Смерть Артемио Круса (Фуэнтес) - страница 136

Один из псов залаял, рванулся вперед. Вспышка блица осветила суровое, недовольное лицо хозяина в тот момент, когда рывок собаки заставил его резко приподняться в кресле. Остальные фотографы строго посмотрели на того, кто сделал снимок. Виновный вынул черный прямоугольник из камеры и молча отдал другому фотографу.

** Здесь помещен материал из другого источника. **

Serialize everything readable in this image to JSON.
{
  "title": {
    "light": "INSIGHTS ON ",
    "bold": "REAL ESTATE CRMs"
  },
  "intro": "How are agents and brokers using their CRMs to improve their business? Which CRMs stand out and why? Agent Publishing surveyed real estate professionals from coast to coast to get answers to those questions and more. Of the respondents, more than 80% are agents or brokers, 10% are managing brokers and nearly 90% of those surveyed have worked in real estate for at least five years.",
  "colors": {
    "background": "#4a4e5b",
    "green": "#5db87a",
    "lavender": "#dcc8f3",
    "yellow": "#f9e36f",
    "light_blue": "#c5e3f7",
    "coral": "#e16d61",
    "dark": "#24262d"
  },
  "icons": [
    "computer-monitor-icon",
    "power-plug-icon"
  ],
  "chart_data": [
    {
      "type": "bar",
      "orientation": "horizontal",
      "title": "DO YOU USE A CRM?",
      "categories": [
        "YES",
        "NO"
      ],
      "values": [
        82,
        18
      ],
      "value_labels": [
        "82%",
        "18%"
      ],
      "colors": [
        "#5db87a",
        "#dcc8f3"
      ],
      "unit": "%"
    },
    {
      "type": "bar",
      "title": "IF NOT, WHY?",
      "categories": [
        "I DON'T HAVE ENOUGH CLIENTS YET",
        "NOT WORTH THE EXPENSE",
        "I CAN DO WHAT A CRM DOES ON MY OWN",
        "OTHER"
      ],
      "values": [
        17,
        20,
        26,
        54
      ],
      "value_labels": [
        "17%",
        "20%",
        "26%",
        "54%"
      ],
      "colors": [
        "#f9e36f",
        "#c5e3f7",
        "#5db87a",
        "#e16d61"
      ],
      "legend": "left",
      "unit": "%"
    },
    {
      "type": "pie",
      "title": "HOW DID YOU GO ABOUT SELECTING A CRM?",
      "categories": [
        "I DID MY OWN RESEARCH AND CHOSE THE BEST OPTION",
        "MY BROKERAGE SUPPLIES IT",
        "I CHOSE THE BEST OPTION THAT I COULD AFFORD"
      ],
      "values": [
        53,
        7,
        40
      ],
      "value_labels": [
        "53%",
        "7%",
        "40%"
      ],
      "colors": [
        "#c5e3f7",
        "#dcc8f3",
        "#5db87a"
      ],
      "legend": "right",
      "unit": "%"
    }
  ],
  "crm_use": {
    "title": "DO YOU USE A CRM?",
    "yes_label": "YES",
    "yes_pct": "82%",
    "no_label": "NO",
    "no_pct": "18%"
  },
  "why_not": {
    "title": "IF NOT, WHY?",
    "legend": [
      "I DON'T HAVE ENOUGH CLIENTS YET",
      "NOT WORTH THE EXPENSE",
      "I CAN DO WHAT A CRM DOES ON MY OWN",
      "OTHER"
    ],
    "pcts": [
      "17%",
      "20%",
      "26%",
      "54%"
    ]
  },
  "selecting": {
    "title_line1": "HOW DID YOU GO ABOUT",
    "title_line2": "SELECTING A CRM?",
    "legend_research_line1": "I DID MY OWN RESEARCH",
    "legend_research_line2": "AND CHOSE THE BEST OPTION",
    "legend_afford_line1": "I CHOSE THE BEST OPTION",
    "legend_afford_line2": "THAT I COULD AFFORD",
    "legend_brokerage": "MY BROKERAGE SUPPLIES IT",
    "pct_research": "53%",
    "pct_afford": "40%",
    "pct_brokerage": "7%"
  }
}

Когда фотографы вышли, Он протянул дрожащую руку к столику кустарной работы и взял из серебряной шкатулки сигарету с фильтром. С трудом раскурил ее и медленно обозрел, одобрительно покачивая головой, старинные образы святых, писанные маслом и покрытые лаком, — на них падали слепящие пятна прямого света, смазывая основные детали, но зато смягчая желтые тона и красноватые тени. Он погладил шелковую ручку кресла и вдохнул отфильтрованный дым. Бесшумно приблизился слуга и спросил, не подать ли ему чего-нибудь. Он кивнул и попросил самого сухого «мартини». Слуга раздвинул в стене дверцы из полированного кедра и открыл застекленный шкафчик. На бутылках с напитками — опаловыми, изумрудно-зелеными, красными, кристально-белыми — красовались разноцветные этикетки: «шартрез», «пеперминт», «аквавит», «вермут», «курвуазье», «лонгджон», «кальвадос», «арманьяк», «перно». Тут же — ряды хрустальных бокалов, толстых и граненых, тонких и звенящих. Ему подали бокал. Он распорядился, чтобы слуга принес из винного погреба три марки вина для ужина. Затем вытянул ноги и стал думать, с какой тщательностью Он перестроил свое жилище и предусмотрел все удобства в этом, своем доме. Пусть Каталина живет в своем огромном особняке в Лас Ломас, лишенном, как и все жилища миллионеров, всякой индивидуальности, Он предпочитал эти старые, двухвековые стены из обтесанного тесонтле,[69] таинственным образом приближавшие его к событиям прошлого, к земле, с которой не хотелось расставаться. Да, конечно, во всем этом была какая-то подмена, магический пасс. И все же дерево, камень, решетки, лепные украшения, инкрустации, карнизы и простенки, резные стулья и массивные столы словно сговорились своим видом напоминать ему сцены, ощущения, переживания в молодости, окутывая их легкой дымкой грусти.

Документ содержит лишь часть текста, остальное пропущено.